Until now, it has not been proven that regimens with irinotecan are more effective than regimens with oxaliplatin and vice versa. Both types of regimens are considered equivalent choices for first-line treatment.12

The reason why the hospital used oxaliplatin-based regimens has to do with local choices, since both regimens are equally effective.12

Patients receiving capecitabine monotherapy may not have been identified due to the methodology employed in this study.
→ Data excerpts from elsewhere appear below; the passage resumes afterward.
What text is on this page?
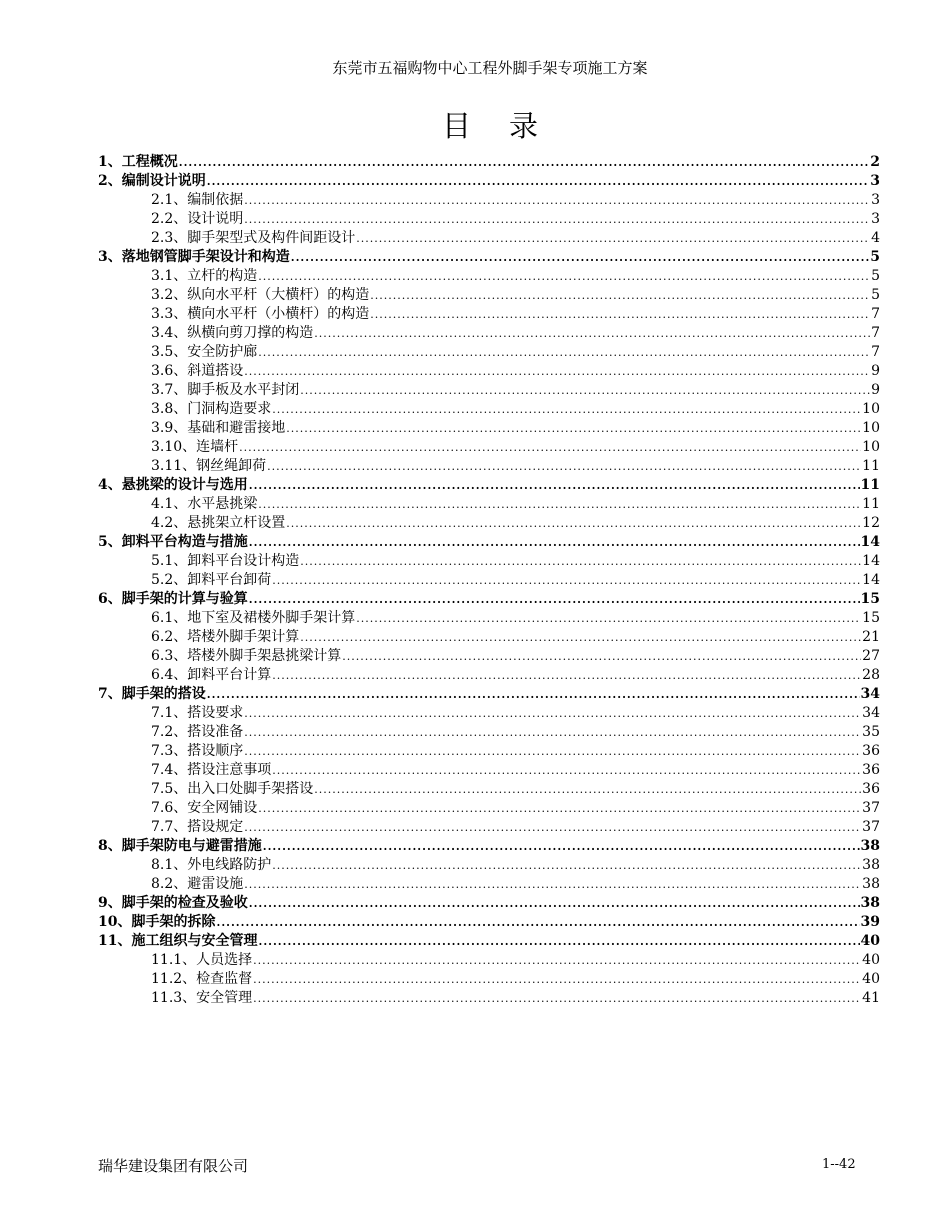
东莞市五福购物中心工程外脚手架专项施工方案
目录
1、工程概况 .....	2
2、编制设计说明 .....	3
2.1、编制依据 .....	3
2.2、设计说明 .....	3
2.3、脚手架型式及构件间距设计 .....	4
3、落地钢管脚手架设计和构造 .....	5
3.1、立杆的构造 .....	5
3.2、纵向水平杆（大横杆）的构造 .....	5
3.3、横向水平杆（小横杆）的构造 .....	7
3.4、纵横向剪刀撑的构造 .....	7
3.5、安全防护廊 .....	7
3.6、斜道搭设 .....	9
3.7、脚手板及水平封闭 .....	9
3.8、门洞构造要求 .....	10
3.9、基础和避雷接地 .....	10
3.10、连墙杆 .....	10
3.11、钢丝绳卸荷 .....	11
4、悬挑梁的设计与选用 .....	11
4.1、水平悬挑梁 .....	11
4.2、悬挑架立杆设置 .....	12
5、卸料平台构造与措施 .....	14
5.1、卸料平台设计构造 .....	14
5.2、卸料平台卸荷 .....	14
6、脚手架的计算与验算 .....	15
6.1、地下室及裙楼外脚手架计算 .....	15
6.2、塔楼外脚手架计算 .....	21
6.3、塔楼外脚手架悬挑梁计算 .....	27
6.4、卸料平台计算 .....	28
7、脚手架的搭设 .....	34
7.1、搭设要求 .....	34
7.2、搭设准备 .....	35
7.3、搭设顺序 .....	36
7.4、搭设注意事项 .....	36
7.5、出入口处脚手架搭设 .....	36
7.6、安全网铺设 .....	37
7.7、搭设规定 .....	37
8、脚手架防电与避雷措施 .....	38
8.1、外电线路防护 .....	38
8.2、避雷设施 .....	38
9、脚手架的检查及验收 .....	38
10、脚手架的拆除 .....	39
11、施工组织与安全管理 .....	40
11.1、人员选择 .....	40
11.2、检查监督 .....	40
11.3、安全管理 .....	41
瑞华建设集团有限公司	1--42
This does not affect neoadjuvant treatments but it could have an effect on the global data for mCRC patients provided in the results, as certain patients, due to age and/or co-morbidities, may have been treated exclusively with oral capecitabine.

Second-line treatments were administered to patients whose disease progressed during NAC. They were also used as neoadjuvant treatments even if the metastases remained unresectable.

Following NAC administration, 37% of the patients were able to undergo rescue surgery.

Percentages of conversion to resectability vary among the different published studies, from 10% to 20%3–5,12,13 to as much as 40% in the study by Alberts et al.14 in patients with liver metastasis only.

Our study sample included 4 patients whose lung metastases were resected: 3 had lung and liver metastases, and 1 had lung metastases only.

The differences between the two studies may be due to variations in patient selection criteria, resectability criteria and the experience of the different surgical teams.

In conclusion, NAC plays an important role in treating patients with mCRC. It decreased the size of the lesions and in some cases, resulted in the conversion of inoperable to operable tumours that could then be resected. The most commonly used NAC was the FOLFOX regimen.

The authors have no conflicts of interest to declare.